Bien que le secteur immobilier affiche une tendance à la hausse, VICI Properties (NYSE: VICI) se distingue par des éléments moins favorables. Cependant, certains investisseurs y voient une opportunité intéressante.
Cet lundi, Lukasz Tomicki, le fondateur de LRT Capital, a annoncé via X qu’il a pris une position longue sur VICI. Il a précisé que « l’action est plutôt évaluée comme un actif obligataire à risque ». Depuis le début de l’année, les actions du plus grand propriétaire de biens immobiliers de casinos ont chuté de 6,1 %, tandis que l’indice Dow Jones des biens immobiliers américains a progressé de 11,35 %. Tomicki a également salué le fonds d’exploitation acquise (AFFO) de la société.

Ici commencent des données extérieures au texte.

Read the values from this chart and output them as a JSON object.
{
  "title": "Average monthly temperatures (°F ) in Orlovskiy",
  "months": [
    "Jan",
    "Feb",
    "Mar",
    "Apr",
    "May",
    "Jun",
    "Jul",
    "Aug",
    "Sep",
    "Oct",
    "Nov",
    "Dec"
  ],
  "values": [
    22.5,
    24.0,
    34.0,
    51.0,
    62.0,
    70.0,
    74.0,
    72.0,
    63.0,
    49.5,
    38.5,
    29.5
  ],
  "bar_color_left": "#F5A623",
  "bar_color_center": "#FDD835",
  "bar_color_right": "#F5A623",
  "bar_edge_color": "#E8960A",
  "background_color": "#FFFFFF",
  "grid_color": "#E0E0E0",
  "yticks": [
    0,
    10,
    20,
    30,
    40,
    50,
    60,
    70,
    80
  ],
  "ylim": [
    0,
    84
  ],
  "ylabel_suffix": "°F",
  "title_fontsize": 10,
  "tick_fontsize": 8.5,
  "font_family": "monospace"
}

« L’activité sous-jacente continue de croître. Les revenus du deuxième trimestre ont augmenté de 5,7 % et l’AFFO par action a progressé de 4,6 % d’une année sur l’autre pour atteindre 0,62 $. La direction a également relevé le seuil inférieur des prévisions d’AFFO par action pour 2026 à 2,46 $ », a écrit Tomicki sur X.
VICI, tout comme son concurrent Gaming and Leisure Properties (NASDAQ: GLPI), opère avec des structures à triple net. Cela signifie que les exploitants de casinos paient non seulement un loyer aux REIT, mais sont également responsables des améliorations et de l’entretien des propriétés louées.
LRT Capital évalue les risques liés à VICI
Tomicki aborde son évaluation du propriétaire du Caesars Palace avec pragmatisme. Il a noté certains risques associés à l’action. Parmi ceux-ci, on trouve les défis à rendre les acquisitions financées par des fonds propres « accréditives » ainsi que la perspective d’un environnement de taux d’intérêt élevés qui pourrait freiner le « moteur de croissance » de VICI.
Bien qu’il ait mis en avant une diversification accrue parmi les locataires, le gestionnaire de portefeuille a souligné que Caesars Entertainment (NASDAQ: CZR) et MGM Resorts International (NYSE: MGM) représentent à eux seuls 72 % des revenus locatifs de VICI. Près de la moitié de ce montant provient du Strip de Las Vegas, où le REIT est le plus grand propriétaire immobilier.
L’investisseur n’a pas fait de commentaires concernant les discussions en cours entre Caesars et VICI sur les négociations de location principale des casinos régionaux entre les deux entreprises. Cette question est largement perçue comme un fardeau pour les deux actions. Toutefois, la saison des résultats du deuxième trimestre s’est déroulée sans que l’une ou l’autre des entreprises n’apporte des éclaircissements sur ces discussions.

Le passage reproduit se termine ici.